This was the part of the job he hated. All week he enjoyed the early rise, the long quiet bike ride with the heavy bag full of papers, the small signs of stirring, the late night stragglers struggling with house keys. But then the serenity of routine would shift come Sunday and people had to pay him for his services.
Yeah, he got paid, but all it meant to him was he had to deal with these people. They weren't asleep today, they had to pay up. You'd think he was coming to collect the vig from a late lowlife in a scummy Italian restaurant, instead of picking up a few extra bucks to be able to buy pizza after school got out.
To make matters worse, he had a new customer. He'd not met her yet, but she lived in an apartment building, house really, that was filled with angry septegenarians. As bad as making regular visits was, the first visit was always the worst for him. His normal bike-ride sweat would be layered over with a nervous sheen, an anti-social coat of perspiration. All of a sudden he'd be far more aware of what he was wearing, the sound of his voice, the way he walked, all of that shit.
The apartment complex was a big old Colonial house really, one he'd stood at the front door of many times. Someone would come trudging down the hall on a walker, or roll out in a scooter. He'd never had a customer on the second floor, which he'd not noted before this morning. He rang her buzzer. Just a second, she said, and buzzed him in.
Disoriented by the invitation, he hesitantly stepped through the door. Standing in the lobby he felt like an explorer. His bag of papers seemed to gain shape and weight, but somehow became more pleasant to carry. A door opened out of sight above him and heels clicked on hardwood.
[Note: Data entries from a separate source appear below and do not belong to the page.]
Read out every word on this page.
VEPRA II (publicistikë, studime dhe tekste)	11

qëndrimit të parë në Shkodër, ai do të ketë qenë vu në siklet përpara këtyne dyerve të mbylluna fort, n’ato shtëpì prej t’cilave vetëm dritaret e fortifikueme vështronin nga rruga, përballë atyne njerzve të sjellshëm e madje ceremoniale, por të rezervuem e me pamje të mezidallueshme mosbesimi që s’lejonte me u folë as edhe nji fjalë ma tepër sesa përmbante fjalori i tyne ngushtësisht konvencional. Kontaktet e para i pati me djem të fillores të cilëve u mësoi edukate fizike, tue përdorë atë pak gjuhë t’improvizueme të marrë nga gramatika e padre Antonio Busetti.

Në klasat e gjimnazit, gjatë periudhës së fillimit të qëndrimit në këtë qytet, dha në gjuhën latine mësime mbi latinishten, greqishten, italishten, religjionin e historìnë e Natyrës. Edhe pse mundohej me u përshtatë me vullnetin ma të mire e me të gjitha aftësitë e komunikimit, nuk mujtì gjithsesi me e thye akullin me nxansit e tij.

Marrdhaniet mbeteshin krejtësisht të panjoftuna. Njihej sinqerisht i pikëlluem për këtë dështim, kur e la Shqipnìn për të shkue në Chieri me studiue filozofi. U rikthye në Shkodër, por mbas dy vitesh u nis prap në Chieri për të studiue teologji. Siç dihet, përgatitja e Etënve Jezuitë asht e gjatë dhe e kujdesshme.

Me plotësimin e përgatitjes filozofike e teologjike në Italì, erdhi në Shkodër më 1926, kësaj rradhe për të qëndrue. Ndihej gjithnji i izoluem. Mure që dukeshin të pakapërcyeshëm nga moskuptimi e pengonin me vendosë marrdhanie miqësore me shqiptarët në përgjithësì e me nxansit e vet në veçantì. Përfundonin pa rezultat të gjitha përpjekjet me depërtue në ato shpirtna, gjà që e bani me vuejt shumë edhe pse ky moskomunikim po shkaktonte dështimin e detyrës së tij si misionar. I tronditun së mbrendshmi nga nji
His blood picked up.
A brunette with wet hair and a purse over her shoulder approached the top of the steps. She asked him what she owed him but he didn't hear her. As she sat on the highest step and began to rummage through her purse, her bare knees clung together to repel his eyes. They almost totally succeeded.
Somehow he made her laugh; maybe about the huge sum she owed him, maybe a self-deprecation about his timeliness or lack thereof. Either way, that sound was to be the last sound he heard as a child. By the time her laugh had tapered off, he was thinking like a man.